To create a typed cache, use the `Of` function, passing the existing cache/namespace instance:

```go
package main

import (
"fmt"
"github.com/modfin/cove"
"time"
)

func assertNoErr(err error) {
if err != nil {
panic(err)
}
}

type Person struct {
Name string
Age int
}

func main() {
// Create a base cache
cache, err := cove.New(
cove.URITemp(),
cove.DBRemoveOnClose(),
)
assertNoErr(err)
defer cache.Close()

personNamespace, err := cache.NS("person")
assertNoErr(err)

// Create a typed cache for Person struct
typedCache := cove.Of[Person](personNamespace)

// Set a value in the typed cache
err = typedCache.Set("alice", Person{Name: "Alice", Age: 30})
assertNoErr(err)

// Get a value from the typed cache
alice, err := typedCache.Get("alice")
assertNoErr(err)
fmt.Printf("%+v\n", alice) // Output: {Name:Alice Age:30}
}
```

#### Methods

- **Set**: Sets a value in the cache with the default TTL.
- **Get**: Retrieves a value from the cache.
- **SetTTL**: Sets a value in the cache with a custom TTL.
- **GetOr**: Retrieves a value from the cache or calls a fetch function if the key does not exist.
- **BatchSet**: Sets a batch of key/value pairs in the cache.
- **BatchGet**: Retrieves a batch of keys from the cache.
- **BatchEvict**: Evicts a batch of keys from the cache.
- **Evict**: Evicts a key from the cache.
- **EvictAll**: Evicts all keys in the cache.
- **Range**: Returns all key-value pairs in a specified range.
- **Keys**: Returns all keys in a specified range.
- **Values**: Returns all values in a specified range.
- **ItrRange**: Returns an iterator for key-value pairs in a specified range.
- **ItrKeys**: Returns an iterator for keys in a specified range.
- **ItrValues**: Returns an iterator for values in a specified range.
- **Raw**: Returns the underlying untyped cache.

The `TypedCache` uses `encoding/gob` for serialization and deserialization of values, ensuring type safety and ease of use.

## Benchmarks

All models are wrong but some are useful.
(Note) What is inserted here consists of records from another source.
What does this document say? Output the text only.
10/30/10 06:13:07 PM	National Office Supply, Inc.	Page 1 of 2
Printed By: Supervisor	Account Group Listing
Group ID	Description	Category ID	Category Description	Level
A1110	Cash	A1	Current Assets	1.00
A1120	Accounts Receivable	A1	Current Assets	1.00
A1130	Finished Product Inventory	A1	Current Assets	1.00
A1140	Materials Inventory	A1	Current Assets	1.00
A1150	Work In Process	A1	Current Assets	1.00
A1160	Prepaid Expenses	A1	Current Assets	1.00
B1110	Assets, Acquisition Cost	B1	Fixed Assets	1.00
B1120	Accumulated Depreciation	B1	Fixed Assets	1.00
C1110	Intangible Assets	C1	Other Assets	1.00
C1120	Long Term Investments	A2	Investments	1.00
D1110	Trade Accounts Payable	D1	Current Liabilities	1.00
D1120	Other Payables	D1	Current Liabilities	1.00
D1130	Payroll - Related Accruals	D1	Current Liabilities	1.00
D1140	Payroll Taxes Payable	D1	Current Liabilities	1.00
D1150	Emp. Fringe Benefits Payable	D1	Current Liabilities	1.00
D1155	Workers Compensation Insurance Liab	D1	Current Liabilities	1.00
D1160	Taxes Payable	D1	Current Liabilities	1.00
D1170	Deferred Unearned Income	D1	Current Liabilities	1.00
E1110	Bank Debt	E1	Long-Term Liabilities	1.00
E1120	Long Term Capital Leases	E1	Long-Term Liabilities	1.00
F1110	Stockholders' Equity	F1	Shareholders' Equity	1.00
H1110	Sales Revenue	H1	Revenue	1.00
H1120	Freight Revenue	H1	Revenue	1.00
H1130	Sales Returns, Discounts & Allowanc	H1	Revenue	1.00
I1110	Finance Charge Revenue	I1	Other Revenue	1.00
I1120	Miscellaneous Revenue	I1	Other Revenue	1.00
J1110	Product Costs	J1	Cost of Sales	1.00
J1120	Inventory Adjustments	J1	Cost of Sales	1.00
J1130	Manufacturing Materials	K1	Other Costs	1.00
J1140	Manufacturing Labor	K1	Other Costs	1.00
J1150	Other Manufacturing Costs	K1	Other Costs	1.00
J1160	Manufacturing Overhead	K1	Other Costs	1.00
Not sure what category this falls under,
but here are some benchmarks `inserts/sec`, `reads/sec`, `write mb/sec` and `read mb/sec`.

In general Linux, 4 cores, a ssd and 32 gb of ram it seems to do some
- 20-30k inserts/sec
- 200k reads/sec.
- writes 100-200 mb/sec
- reads 1000-2000 mb/sec.

It seems fast enough...

```txt

BenchmarkSetParallel/default-4 28_256 insert/sec
BenchmarkSetParallel/sync-off-4 36_523 insert/sec
BenchmarkSetParallel/sync-off+autocheckpoint-4 25_480 insert/sec

BenchmarkGetParallel/default-4 192_668 reads/sec
BenchmarkGetParallel/sync-off-4 238_714 reads/sec
BenchmarkGetParallel/sync-off+autocheckpoint-4 193_778 reads/sec

BenchmarkSetMemParallel/default+0.1mb-4 273 write-mb/sec
BenchmarkSetMemParallel/default+1mb-4 261 write-mb/sec
BenchmarkSetMemParallel/sync-off+0.1mb-4 238 write-mb/sec
BenchmarkSetMemParallel/sync-off+1mb-4 212 write-mb/sec

BenchmarkSetMem/default+0.1mb-4 104 write-mb/sec
BenchmarkSetMem/default+1mb-4 122 write-mb/sec
BenchmarkSetMem/sync-off+0.1mb-4 219 write-mb/sec
BenchmarkSetMem/sync-off+1mb-4 249 write-mb/sec

BenchmarkGetMemParallel/default+0.1mb-4 2_189 read-mb/sec
BenchmarkGetMemParallel/default+1mb-4 1_566 read-mb/sec
BenchmarkGetMemParallel/sync-off+0.1mb-4 2_194 read-mb/sec
BenchmarkGetMemParallel/sync-off+1mb-4 1_501 read-mb/sec

BenchmarkGetMem/default+0.1mb-4 764 read-mb/sec
BenchmarkGetMem/default+1mb-4 520 read-mb/sec
BenchmarkGetMem/sync-off+0.1mb-4 719 read-mb/sec
BenchmarkGetMem/sync-off+1mb-4 530 read-mb/sec

```

## TODO

- [ ] Add hooks or middleware for logging, metrics, eviction strategy etc.
- [ ] More testing

## License

This project is licensed under the MIT License - see the `LICENSE` file for details.